The key to successfully managing diabetes is to get the perfect balance between medication and insulin injections with food and activity. When the balance isn’t right one of 2 things can happen: if your glucose levels drop too low then it can result in a hypo (hypoglycaemia) and if they are too high it can result in a hyper (hyperglycaemia).


When glucose levels are too low and unable to provide enough energy for your body then you may experience a hypo. This could happen due to excess insulin, missing meals, not getting enough carbs, unplanned physical activity or large quantities of alcohol, especially without food.

Episodes can cause the following symptoms:

  • Feeling shaky
  • Sweating
  • Tiredness
  • Hunger
  • Blurred vision
  • Lack of concentration
  • Headaches
  • Feeling emotional or grumpy

A hypo needs to be treated immediately with fast-acting carbohydrates like with a small glass of a sugary, non-diet, at least 3 glucose tablets or glucose gel, at least 5 sweets or a small carton of pure fruit juice. Many people will find a treatment that seems to work best for them and always have it to hand just in case.

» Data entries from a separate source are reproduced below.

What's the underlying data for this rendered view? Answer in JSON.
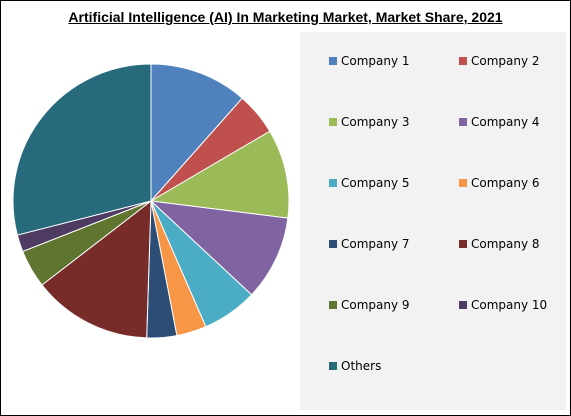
{
  "chart_data": {
    "type": "pie",
    "title": "Artificial Intelligence (AI) In Marketing Market, Market Share, 2021",
    "slices": [
      {
        "label": "Company 1",
        "value": 11.5,
        "color": "#4f81bd"
      },
      {
        "label": "Company 2",
        "value": 5.0,
        "color": "#c0504d"
      },
      {
        "label": "Company 3",
        "value": 10.5,
        "color": "#9bbb59"
      },
      {
        "label": "Company 4",
        "value": 10.0,
        "color": "#8064a2"
      },
      {
        "label": "Company 5",
        "value": 6.5,
        "color": "#4bacc6"
      },
      {
        "label": "Company 6",
        "value": 3.5,
        "color": "#f79646"
      },
      {
        "label": "Company 7",
        "value": 3.5,
        "color": "#2c4d75"
      },
      {
        "label": "Company 8",
        "value": 14.0,
        "color": "#772c2a"
      },
      {
        "label": "Company 9",
        "value": 4.5,
        "color": "#5f7530"
      },
      {
        "label": "Company 10",
        "value": 2.0,
        "color": "#4d3b62"
      },
      {
        "label": "Others",
        "value": 29.0,
        "color": "#276a7c"
      }
    ],
    "legend_position": "right",
    "start_angle": "12 o'clock",
    "direction": "clockwise"
  }
}
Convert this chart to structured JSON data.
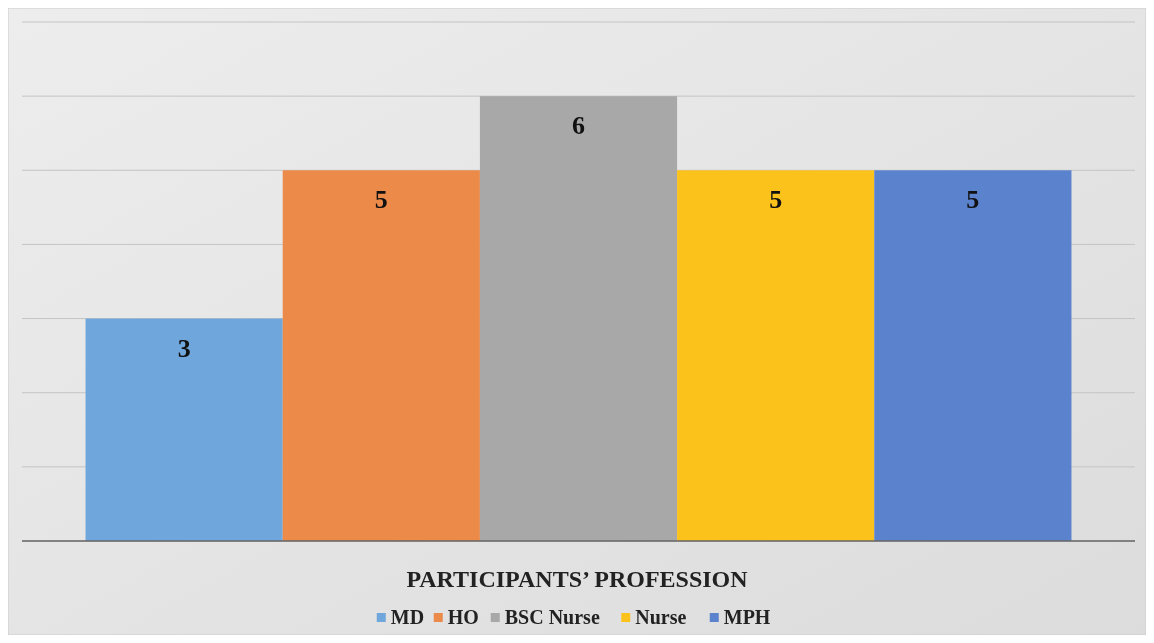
{
  "chart_data": {
    "type": "bar",
    "xlabel": "PARTICIPANTS’ PROFESSION",
    "categories": [
      null
    ],
    "series": [
      {
        "name": "MD",
        "color": "#6fa6dc",
        "values": [
          3
        ]
      },
      {
        "name": "HO",
        "color": "#ec8a4a",
        "values": [
          5
        ]
      },
      {
        "name": "BSC Nurse",
        "color": "#a8a8a8",
        "values": [
          6
        ]
      },
      {
        "name": "Nurse",
        "color": "#fcc21c",
        "values": [
          5
        ]
      },
      {
        "name": "MPH",
        "color": "#5b82cc",
        "values": [
          5
        ]
      }
    ],
    "ylim": [
      0,
      7
    ],
    "yticks": [
      {
        "value": 0,
        "label": null
      },
      {
        "value": 1,
        "label": null
      },
      {
        "value": 2,
        "label": null
      },
      {
        "value": 3,
        "label": null
      },
      {
        "value": 4,
        "label": null
      },
      {
        "value": 5,
        "label": null
      },
      {
        "value": 6,
        "label": null
      },
      {
        "value": 7,
        "label": null
      }
    ],
    "grid": "y",
    "legend": "bottom",
    "data_labels": true
  }
}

At the other end of the scale glucose levels can become too high, which can occur if you have missed a dose of medication, eaten more carbohydrates than your body/medication can cope with. It can also occur if you’re feeling stressed, unwell from infection or over-treating a hypo.

Episodes can cause the following symptoms:

  • Urinating more often than normal, especially throughout the night
  • Feeling very thirsty
  • Suffering from headaches
  • Feeling tired and lethargic

How to treat a hyper will depend on what has caused it, but if they are a regular occurrence then you will need to speak with your healthcare professional to assess your medication and lifestyle. On the other hand, if they are experienced only on the odd occasion, you may simply need to take more insulin.